Since the window manager now also takes over the task of compositor
and does not pass through all keys to all programs,
it takes over the role of sxhkd
as well and summons other programs.
I am not entirely sure how I feel about this bundling of tasks into one application, but so far it works. Since river is also, mimicking bspwm, using an executable file (any executable file) as its configuration file it is also reasonable that the setup can be tamed and refactored better than a single i3 configuration file.
Waybar
Waybar replaces the old polybar setup.
It displays the first 10 tags on its left, with tags highlighted that are either occupied by windows or currently in focus. In the center it displays a clock which can be clicked to open a simple calendar.

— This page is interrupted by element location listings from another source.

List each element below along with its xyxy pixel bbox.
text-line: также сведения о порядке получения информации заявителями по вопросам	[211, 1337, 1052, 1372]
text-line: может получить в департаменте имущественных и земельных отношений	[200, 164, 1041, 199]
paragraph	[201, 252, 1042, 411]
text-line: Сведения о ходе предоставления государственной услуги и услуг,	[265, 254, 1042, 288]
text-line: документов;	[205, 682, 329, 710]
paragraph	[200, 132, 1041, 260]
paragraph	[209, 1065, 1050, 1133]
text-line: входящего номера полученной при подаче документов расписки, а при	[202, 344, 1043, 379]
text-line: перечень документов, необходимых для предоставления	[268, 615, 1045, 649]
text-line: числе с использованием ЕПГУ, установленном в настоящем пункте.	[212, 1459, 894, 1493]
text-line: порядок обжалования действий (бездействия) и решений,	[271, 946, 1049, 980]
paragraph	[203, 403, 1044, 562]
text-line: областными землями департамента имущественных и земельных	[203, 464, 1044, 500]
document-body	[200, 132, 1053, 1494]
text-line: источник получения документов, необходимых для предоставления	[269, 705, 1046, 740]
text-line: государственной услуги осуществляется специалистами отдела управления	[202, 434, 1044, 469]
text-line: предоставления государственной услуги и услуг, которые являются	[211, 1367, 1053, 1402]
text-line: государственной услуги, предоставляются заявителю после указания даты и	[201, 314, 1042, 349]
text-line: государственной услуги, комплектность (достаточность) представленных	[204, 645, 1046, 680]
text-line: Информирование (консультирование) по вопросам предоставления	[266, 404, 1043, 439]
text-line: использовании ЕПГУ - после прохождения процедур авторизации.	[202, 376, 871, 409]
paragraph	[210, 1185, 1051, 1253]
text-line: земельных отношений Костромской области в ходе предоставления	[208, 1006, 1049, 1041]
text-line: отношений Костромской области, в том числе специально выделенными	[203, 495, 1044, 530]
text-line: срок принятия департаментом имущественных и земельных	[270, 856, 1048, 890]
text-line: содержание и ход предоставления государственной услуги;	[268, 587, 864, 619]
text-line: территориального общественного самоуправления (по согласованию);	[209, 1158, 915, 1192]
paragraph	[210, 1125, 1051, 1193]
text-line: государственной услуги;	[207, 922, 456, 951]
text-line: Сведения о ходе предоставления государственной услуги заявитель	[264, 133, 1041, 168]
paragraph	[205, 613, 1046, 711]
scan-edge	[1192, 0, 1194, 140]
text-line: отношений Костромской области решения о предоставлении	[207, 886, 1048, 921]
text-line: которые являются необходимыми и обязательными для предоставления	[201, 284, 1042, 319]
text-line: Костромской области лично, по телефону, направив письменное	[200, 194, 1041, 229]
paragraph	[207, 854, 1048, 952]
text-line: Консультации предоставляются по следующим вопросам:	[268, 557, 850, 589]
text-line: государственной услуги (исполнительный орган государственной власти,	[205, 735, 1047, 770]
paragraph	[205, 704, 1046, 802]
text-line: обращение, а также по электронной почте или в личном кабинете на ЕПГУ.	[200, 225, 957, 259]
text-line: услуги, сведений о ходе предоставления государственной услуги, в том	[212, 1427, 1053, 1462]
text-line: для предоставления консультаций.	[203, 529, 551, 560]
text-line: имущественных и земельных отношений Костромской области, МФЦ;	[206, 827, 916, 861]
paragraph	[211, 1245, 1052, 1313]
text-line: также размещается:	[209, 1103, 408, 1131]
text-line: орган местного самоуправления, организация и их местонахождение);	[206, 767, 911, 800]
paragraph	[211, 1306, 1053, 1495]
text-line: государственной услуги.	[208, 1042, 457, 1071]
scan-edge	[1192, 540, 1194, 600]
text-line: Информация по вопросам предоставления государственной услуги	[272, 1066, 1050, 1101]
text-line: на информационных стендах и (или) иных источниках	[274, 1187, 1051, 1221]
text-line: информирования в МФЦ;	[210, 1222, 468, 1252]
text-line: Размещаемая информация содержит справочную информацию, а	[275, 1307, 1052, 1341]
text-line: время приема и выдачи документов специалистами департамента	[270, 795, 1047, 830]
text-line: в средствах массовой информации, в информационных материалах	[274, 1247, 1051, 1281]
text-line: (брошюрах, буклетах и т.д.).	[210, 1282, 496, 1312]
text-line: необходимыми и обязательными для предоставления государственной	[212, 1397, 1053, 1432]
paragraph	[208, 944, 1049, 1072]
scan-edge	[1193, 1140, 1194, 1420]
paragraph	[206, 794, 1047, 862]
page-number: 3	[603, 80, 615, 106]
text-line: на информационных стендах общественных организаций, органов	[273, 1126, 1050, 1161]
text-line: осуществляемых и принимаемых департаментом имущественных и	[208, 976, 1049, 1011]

To the right is where most of the info modules are: If there are upcoming events listed for the khal application, it will display a calendar module here. If music is playing through an mpris-compatible player, its status is shown here. If a connection through wireguard or over a vpn tunnel is established, it is shown here. Then, from left to right, audio, brightness, wifi, cpu, ram, temperature, and battery information are displayed.
Some displays have alternative display states, with for example the battery showing remaining time and ram information showing used and total available.
Clicking on:
- audio opens pulsemixer
- network opens nmtui
- cpu opens top (or glances on right-click)
- temperature shows sensors
keyd
keyd is set up within /etc/
and not in the dotfiles themselves.
If using the included ./install.sh
file, there is an option to also set up files outside the home directory, including keyd options.
It is configured through /etc/keyd/default.cfg
.
Currently, it takes care of mapping capslock
to both control and escape (depending on if its used alone or with other keys),
as well as adding some German characters that I am otherwise missing on my en_US keyboard.
Lastly, it allows easy clipboard pasting with the insert
key.
Swaybg
swaybg
is used to set the wallpaper from the river configuration file.